Contact is one of the things I'm struggling with, since I don't totally understand when I need to have more contact and when I don't. When you say he is leaning on my hands- does that mean I'm also pulling on his mouth?


----------



## Shasta1981

Hard to know without seeing you ride, but since there is no give-and-take conversation going on you are likely pulling without realizing it. 

Contact/feel are, in my opinion, the toughest to learn and is never-ending.


----------



## Corazon Lock

Sounds just like what my Rusty used to do. He leaned on my hands at the canter and put his head down. For months of training he was doing this until we switched him from a D ring snaffle to a pelham. He respected the tougher bit (he was also very hardmouthed), and has never even attempted leaning since. 

However, I have heard that working on tons of transitions helps. Also, riding spirals and working up and down hills is supposed to help the horse build his hind end. And half-halts whenever he starts leaning. My instructor always had me pull Rusty up with one rein everytime he got heavy. This does correct them, but Rusty was an extreme lean artist.  Try those ideas.


----------



## uii

It's natural for a horse to pull his head down a little at the canter, but if it's that much, I would advise practicing really good contact at the walk and trot first, then trying it out at the canter. Good luck!


----------



## bsms

This is just FWIW, based on a sample of 1...

My mare will sometimes pick up a nice, relaxed and fairly collected canter. Other times, she gets excited and goes way forward. When she does, she sometimes stretches her nose down to the ground. And I mean inches from the ground. The first time she did it, I thought something had happened to her - like a stroke or something.
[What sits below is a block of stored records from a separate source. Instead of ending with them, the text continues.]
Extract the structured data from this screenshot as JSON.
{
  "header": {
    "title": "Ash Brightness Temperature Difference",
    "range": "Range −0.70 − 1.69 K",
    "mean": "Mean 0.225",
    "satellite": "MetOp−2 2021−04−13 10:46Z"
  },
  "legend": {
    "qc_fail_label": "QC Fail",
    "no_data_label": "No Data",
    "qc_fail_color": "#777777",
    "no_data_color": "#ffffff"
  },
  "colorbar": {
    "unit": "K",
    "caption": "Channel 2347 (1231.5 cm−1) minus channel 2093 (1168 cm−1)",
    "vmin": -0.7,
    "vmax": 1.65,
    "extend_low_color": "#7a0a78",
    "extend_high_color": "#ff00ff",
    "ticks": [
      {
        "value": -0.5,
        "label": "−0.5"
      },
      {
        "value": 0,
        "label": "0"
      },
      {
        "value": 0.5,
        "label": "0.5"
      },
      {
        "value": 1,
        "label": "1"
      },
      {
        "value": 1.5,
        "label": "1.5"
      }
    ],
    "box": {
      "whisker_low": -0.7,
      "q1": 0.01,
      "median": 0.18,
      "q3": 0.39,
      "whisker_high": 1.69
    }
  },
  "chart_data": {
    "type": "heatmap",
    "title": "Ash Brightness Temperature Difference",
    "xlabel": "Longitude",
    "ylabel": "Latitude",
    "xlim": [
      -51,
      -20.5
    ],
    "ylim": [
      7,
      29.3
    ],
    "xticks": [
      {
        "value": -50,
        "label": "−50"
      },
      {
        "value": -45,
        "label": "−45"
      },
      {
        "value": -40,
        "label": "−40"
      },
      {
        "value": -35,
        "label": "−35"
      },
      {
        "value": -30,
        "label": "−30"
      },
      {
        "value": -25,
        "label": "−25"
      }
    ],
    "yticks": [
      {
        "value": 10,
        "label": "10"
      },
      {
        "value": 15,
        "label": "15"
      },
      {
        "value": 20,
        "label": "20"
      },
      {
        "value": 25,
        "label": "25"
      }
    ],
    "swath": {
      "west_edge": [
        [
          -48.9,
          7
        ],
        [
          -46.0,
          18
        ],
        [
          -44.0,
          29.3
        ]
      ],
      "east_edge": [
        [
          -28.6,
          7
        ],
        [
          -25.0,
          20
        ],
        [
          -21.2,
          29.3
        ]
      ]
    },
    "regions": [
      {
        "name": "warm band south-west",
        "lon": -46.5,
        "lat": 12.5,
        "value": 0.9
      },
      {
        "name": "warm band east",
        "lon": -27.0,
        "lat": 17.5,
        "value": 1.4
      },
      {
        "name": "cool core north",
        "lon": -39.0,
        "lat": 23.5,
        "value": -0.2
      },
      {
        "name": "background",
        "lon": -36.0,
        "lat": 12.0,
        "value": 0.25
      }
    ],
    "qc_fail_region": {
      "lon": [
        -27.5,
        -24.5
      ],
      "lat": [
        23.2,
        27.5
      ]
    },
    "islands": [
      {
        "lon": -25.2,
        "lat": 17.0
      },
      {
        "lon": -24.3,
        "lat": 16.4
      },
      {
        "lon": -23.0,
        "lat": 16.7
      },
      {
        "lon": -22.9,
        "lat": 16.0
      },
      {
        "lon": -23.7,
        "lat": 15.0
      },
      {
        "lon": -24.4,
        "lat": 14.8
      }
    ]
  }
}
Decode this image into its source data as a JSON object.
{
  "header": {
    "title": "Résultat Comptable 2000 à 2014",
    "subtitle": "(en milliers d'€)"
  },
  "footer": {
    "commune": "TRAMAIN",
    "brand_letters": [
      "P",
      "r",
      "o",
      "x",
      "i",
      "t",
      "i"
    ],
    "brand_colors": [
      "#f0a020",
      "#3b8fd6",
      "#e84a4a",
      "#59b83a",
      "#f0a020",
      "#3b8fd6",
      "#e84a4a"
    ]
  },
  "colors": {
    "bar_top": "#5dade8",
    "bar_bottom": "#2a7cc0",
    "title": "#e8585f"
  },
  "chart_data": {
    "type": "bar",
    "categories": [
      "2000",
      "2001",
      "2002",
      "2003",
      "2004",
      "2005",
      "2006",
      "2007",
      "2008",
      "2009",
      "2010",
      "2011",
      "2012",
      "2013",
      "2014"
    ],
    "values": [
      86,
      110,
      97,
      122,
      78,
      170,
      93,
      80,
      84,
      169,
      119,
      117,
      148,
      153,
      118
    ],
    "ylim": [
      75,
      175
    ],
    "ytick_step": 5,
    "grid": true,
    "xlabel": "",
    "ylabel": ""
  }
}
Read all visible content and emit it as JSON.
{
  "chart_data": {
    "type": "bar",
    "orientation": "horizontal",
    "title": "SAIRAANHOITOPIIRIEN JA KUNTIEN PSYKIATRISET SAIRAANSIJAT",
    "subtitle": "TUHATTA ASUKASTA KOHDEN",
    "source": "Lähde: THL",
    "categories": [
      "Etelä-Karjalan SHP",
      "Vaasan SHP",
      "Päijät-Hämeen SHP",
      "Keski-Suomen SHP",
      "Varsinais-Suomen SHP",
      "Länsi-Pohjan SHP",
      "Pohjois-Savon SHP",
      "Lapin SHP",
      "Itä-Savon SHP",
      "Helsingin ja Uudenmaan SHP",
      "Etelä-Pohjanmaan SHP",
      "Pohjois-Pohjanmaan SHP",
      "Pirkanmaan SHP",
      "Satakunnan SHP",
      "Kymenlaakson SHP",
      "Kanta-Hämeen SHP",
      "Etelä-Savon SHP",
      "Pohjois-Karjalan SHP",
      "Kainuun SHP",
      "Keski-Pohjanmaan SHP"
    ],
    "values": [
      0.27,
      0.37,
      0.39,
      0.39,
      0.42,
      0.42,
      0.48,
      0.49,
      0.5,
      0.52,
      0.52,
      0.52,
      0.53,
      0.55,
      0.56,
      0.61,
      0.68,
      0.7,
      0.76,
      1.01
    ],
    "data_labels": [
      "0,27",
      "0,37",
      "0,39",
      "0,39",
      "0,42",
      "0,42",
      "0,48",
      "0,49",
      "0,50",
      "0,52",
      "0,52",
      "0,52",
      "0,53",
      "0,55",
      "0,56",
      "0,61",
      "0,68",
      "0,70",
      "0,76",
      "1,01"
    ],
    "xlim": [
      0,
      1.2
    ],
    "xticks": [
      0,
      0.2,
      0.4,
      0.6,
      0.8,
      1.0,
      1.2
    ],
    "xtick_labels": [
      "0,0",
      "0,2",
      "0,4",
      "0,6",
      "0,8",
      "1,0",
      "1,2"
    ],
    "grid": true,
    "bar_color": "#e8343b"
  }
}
We were going at a fast canter, but her nose was just a few inches from the ground.

My other two don't do that [edit: in fact, one gelding tends to start with his head high, and THEN he moves to level], and we start the canter with slack in the reins. Also, I ride her with an Australian saddle and a western approach to using reins, altho with a simple snaffle bit. So it is NOT a case of her leaning on my hands. Not with a loose rein!

What I do is remove the slack and then pull her head up some. I try to shift MY weight to the rear, and then use whatever force I need to pull her head up to level. Then I milk the reins, very slight pressure on alternating sides in synch with her shoulder moving forward. She will then settle back, slow down some, and take up a canter about halfway between the collected canter she sometimes takes, and the very forward canter she takes the other times.

I've been thinking about it this week, and think she needs more work cantering on a lunge line - although I've never seen her put her head that low with a lunge line. I also think I need to work on shifting my weight further back. It is pretty easy to pull her neck level, so she isn't forcing the issue.

I don't know if that helps in any way. It freaked me out the first time she did it! It looks and feels really weird. Good luck!


----------